Careful estate and financial planning, however, can help the nation's 900,000 gay couples plan for retirement, protect their assets and otherwise care for one another financially.
But they'll need professionals who are familiar with the national mosaic of state and federal laws.
The federal Defense of Marriage Act, passed in 1996, specifically states that marriage must be between one man and one woman. As a result, same-sex couples can't take advantage of the income tax benefits of a joint federal income tax filing or other important federal benefits.
These include passing Social Security benefits on to a surviving spouse, avoiding estate taxes when inheriting a spouse's assets, giving gifts tax-free to spouses, receiving federal disaster aid benefits and others.
And though 44 states don't recognize same-sex marriages, some do extend some legal recognition to gay couples in the form of taxation of domestic-partner benefits and state Family and Medical Leave Act benefits.

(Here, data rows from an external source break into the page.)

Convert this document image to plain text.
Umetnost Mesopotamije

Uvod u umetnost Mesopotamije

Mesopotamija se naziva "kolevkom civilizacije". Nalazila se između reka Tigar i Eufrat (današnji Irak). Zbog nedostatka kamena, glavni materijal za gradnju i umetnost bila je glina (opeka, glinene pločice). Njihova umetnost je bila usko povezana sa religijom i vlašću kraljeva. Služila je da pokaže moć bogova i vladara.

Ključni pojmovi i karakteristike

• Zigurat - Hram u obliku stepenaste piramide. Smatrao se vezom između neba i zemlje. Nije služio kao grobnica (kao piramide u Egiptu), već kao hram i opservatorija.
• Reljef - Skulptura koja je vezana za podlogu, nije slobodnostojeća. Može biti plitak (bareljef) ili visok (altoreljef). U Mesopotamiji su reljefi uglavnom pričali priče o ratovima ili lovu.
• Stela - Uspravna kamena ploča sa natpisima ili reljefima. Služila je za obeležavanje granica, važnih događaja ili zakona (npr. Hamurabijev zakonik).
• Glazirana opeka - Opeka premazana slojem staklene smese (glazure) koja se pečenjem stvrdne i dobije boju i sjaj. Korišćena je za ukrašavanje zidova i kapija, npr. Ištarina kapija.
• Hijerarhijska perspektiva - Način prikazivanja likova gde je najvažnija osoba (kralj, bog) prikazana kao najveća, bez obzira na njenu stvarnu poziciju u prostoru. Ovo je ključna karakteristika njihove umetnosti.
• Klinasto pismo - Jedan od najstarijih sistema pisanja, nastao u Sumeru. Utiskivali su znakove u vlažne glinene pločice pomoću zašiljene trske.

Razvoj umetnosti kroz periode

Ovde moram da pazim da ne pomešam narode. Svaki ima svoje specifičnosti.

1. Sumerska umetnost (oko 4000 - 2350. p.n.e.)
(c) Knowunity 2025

And even in the District of Columbia and the six states that recognize same-sex marriage — Connecticut, Iowa, Massachusetts, New Hampshire, New York and Vermont — couples have to file different income tax documents with their state and federal returns.

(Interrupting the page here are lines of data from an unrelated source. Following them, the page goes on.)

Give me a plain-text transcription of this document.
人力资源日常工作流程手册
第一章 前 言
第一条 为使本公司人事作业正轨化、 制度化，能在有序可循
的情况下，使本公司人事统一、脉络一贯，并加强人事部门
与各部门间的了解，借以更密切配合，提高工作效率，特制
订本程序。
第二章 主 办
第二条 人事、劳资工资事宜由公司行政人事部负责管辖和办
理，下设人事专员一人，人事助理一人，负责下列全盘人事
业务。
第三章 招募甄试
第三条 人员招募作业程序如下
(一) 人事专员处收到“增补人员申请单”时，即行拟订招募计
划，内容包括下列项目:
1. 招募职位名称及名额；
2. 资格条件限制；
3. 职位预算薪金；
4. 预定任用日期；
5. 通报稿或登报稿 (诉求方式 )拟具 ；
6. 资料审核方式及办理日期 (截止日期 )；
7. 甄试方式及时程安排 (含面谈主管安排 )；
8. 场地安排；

“It's way more complicated now,” said Joshua Rubenstein, national head of the trusts and estate practice for Katten Muchin Rosenman LLP. “You have to think about a lot of things because of the disconnect in the two systems.”
That disconnect is not completely insurmountable, Mr. Rubenstein said.
“These things can be gotten around with careful planning,” he said. “But it takes special structuring by people who have thought it all through.”
Sherri Hankal of Houston said it was difficult to find a knowledgeable financial adviser with specific suggestions about how she and her partner, Shirley Knight, could protect their financial future.
“It was hard to find a financial planner who knows her way around the limitations that the law and financial institutions have for gay couples,” Ms. Hankal said.
Previous advisers had given them simplistic answers when they asked for advice. “Open an E-Trade account together,” was one adviser's suggestion on how to be financially responsible and accountable for each other.
Estate taxes can be a potential minefield because same-sex couples don't have the same exemptions as heterosexual couples, said Rian Moulton, legal director of Human Rights Campaign.
Same-sex couples who own a business together, therefore, must be especially prepared to ensure that the business won't be financially destroyed if one of the partners dies and his or her estate must pay taxes on the value of half of the business, Mr. Moulton said.
“The default rules are all against you,” Mr. Rubenstein said.
The financial and estate plans of same-sex couples should consider whether their state provides surviving-partner rights to the estate, and they should include strategies to lower tax liabilities on larger estates. Even in states such as Illinois, which grants partners in a civil union many of the rights traditionally reserved for spouses, couples still need certain protections, such as durable powers of attorney and advance health care directives, said independent estate attorney Manish Bhatia.
Just because hospitals in Illinois will now recognize a same-sex partner's rights to make decisions for an incapacitated partner, “what if there is an accident while they are on vacation in another state that doesn't recognize unions?” he asked.
“Since there are ambiguities between states, and federal law doesn't recognize the unions, the best solution for inheritance issues, health care decisions, guardianship and other concerns is to have a proper estate plan in place,” Mr. Bhatia said.
Retirement planning is especially complicated for same-sex couples, said financial planner Cathy Pareto, whose eponymous firm in Miami oversees $60 million in assets. Ms. Pareto began working with Ms. Hankal and Ms. Knight about five years ago.
With any type of defined-benefit plan or pension, a surviving partner in a same-sex union is not going to receive the benefits he or she would if considered a spouse, she said. Similarly, he or she won't be allowed to receive the partner's Social Security benefits.
In recent years, however, the laws have changed to allow a surviving partner to receive assets from a 401(k) and convert them into an inherited IRA, instead of having to cash out the plan and incur taxes. However, a federally recognized marriage is still required to allow the survivor to convert the assets into his or her own IRA and defer distributions until age 701/2, Ms. Pareto said.
Advisers with same-sex-couple clients also should help them think about issues such as health care coverage, which varies among companies. Many insurers allow domestic partners to qualify for benefits, but those are taxed, unlike the tax-free benefits provided to a spouse.